Don’t Get Hit With Surprise Ambulance Bills

Don’t Get Hit With Surprise Ambulance Bills

Sometimes, a Good Samaritan turns out to be anything but.  That’s how Delores Cantz feels about an episode in March, when the 82-year-old slipped and fell while dancing at a party in Warminster, Pennsylvania.  Cantz said that after the fall she got up and walked to a side room, where — to her surprise — a crew from the nonprofit Warminster Volunteer Ambulance Corps was waiting to evaluate her and take her to a local hospital.  She refused what she thought was an unneeded emergency-room visit.  The result was a surprising $500 bill from the ambulance company.  That’s more than Medicare would allow for an actual transport to the hospital.

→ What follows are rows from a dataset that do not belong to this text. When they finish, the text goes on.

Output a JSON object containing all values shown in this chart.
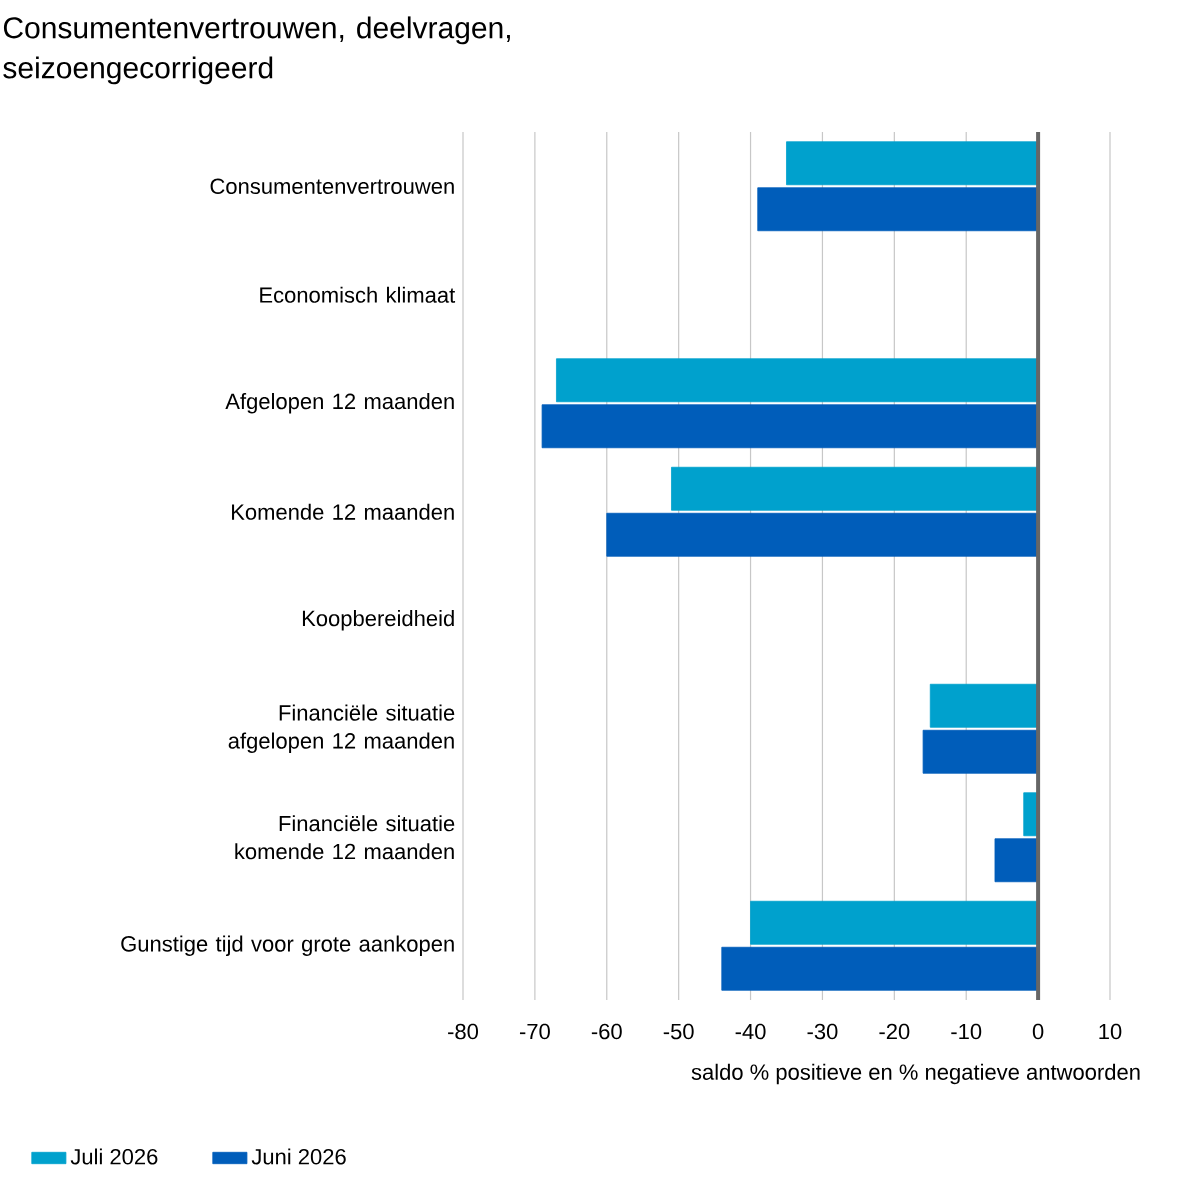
{
  "chart_data": {
    "type": "bar",
    "orientation": "horizontal",
    "title": "Consumentenvertrouwen, deelvragen, seizoengecorrigeerd",
    "xlabel": "saldo % positieve en % negatieve antwoorden",
    "categories": [
      "Consumentenvertrouwen",
      "Economisch klimaat",
      "Afgelopen 12 maanden",
      "Komende 12 maanden",
      "Koopbereidheid",
      "Financiële situatie afgelopen 12 maanden",
      "Financiële situatie komende 12 maanden",
      "Gunstige tijd voor grote aankopen"
    ],
    "series": [
      {
        "name": "Juli 2026",
        "color": "#00a1cd",
        "values": [
          -35,
          null,
          -67,
          -51,
          null,
          -15,
          -2,
          -40
        ]
      },
      {
        "name": "Juni 2026",
        "color": "#005dba",
        "values": [
          -39,
          null,
          -69,
          -60,
          null,
          -16,
          -6,
          -44
        ]
      }
    ],
    "xlim": [
      -80,
      10
    ],
    "xticks": [
      -80,
      -70,
      -60,
      -50,
      -40,
      -30,
      -20,
      -10,
      0,
      10
    ],
    "grid": "x",
    "legend": "bottom left",
    "ref_lines": [
      {
        "axis": "x",
        "value": 0,
        "color": "#666666"
      }
    ]
  }
}
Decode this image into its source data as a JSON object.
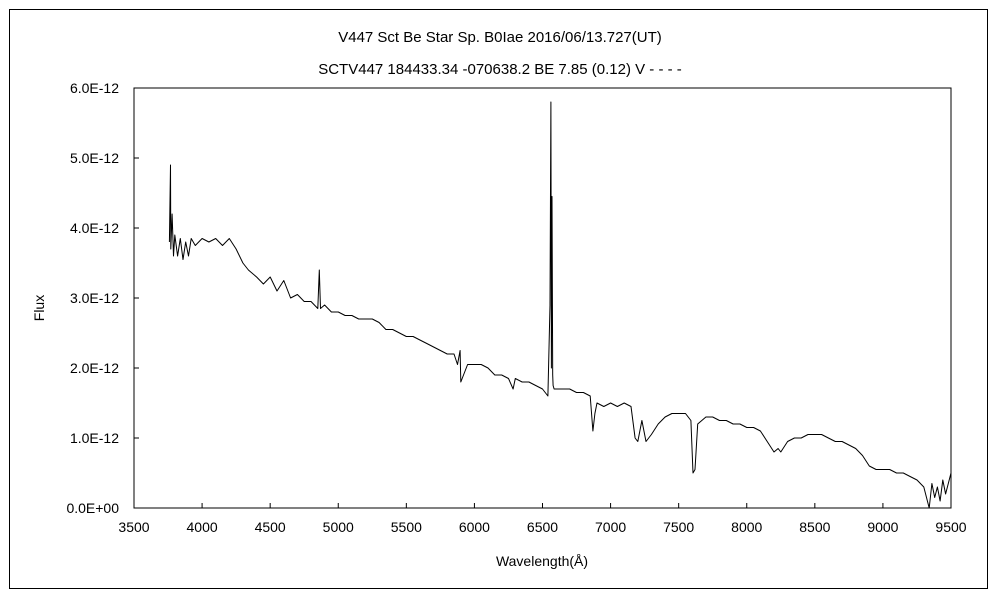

Unexpected ambulance bills are just one of many financial pitfalls for the elderly on fixed incomes, which means an unexpected bill can be a hardship.  In Cantz’s case, paying that $500 bill would eat up nearly half of her monthly Social Security check.

Cantz might have been better off financially if she hadn’t turned down the trip to the hospital.  Then her Medicare Advantage plan likely would have paid part of the ambulance bill, plus hospital charges — an example of how financial incentives can steer people toward choices that cause higher overall spending in the health-care system.  (Source: Philadelphia Inquirer)

How Does Medicare Cover Ambulance Transport?

According to the Center for Medicare Advocacy, Medicare will only cover the cost of ambulance transport under the following conditions:

1. Travel by ambulance must be the only safe means of transportation available. It is not sufficient that alternative transportation cannot be arranged. It is necessary to show that the patient’s health would have been jeopardized had he or she been transported any other way.
2. Transportation by ambulance must be:

• From any location to the nearest hospital or skilled nursing facility that can provide the appropriate level of care for the patient’s illness or injury;
• From a hospital or skilled nursing facility to the beneficiary’s home;
• From a hospital to a skilled nursing facility;
• From a skilled nursing facility to a hospital;
• From a hospital to another hospital or from a skilled nursing facility to another skilled nursing facility if the original institution could not provide the appropriate level of care for the patient’s illness or injury;
• Round trip transportation from a skilled nursing facility to another provider for medically necessary care not available in the skilled nursing facility.
• Round trip transportation from a patient’s home or skilled nursing facility to the closest facility that provides renal dialysis for patients living with end-stage renal disease.

3. Non-emergency transportation will only be covered if the ambulance supplier obtains a physician’s certification indicating that ambulance transportation is necessary because other means of transportation are medically contraindicated.
4. The transportation must be provided by a Medicare-certified provider.

Other Important Points:

1. Medicare does not cover wheelchair van transportation.
2. Medicare usually does not pay for paramedic intercepts.
3. Medicare will not pay for transportation from the patient’s home to the patient’s physician office.
4. Ambulance providers often do not inform patients that they do not think Medicare will pay for the transportation. In a non-emergency situation, it is a good idea to ask whether the transportation will be covered before taking the trip.

Billing Information:

1. Most medically reasonable and necessary ambulance transportation is covered by and billed to Medicare Part B. Thus the Medicare payment is subject to Part B deductible and co-insurance.
2. If the patient is an inpatient at a hospital or skilled nursing facility (SNF) on the day of the ambulance transportation (not the day of discharge), the transportation may be arranged by and billed to the hospital or SNF.
3. If the patient is enrolled in hospice and the ambulance transportation is related to the terminal illness, it should be arranged by and billed to the hospice provider.


Ambulance transportation is frequently inappropriately denied Medicare coverage.  If a Medicare beneficiary’s transportation meets the coverage guidelines described above, but were denied Medicare coverage, appeal!  Review the Medicare Summary Notice to determine the reason for the denial and follow the directions regarding how to appeal.  Send a letter with the appeal request explaining why the transportation was medically necessary.  Also, if possible, attach a supportive letter from the beneficiary’s physician.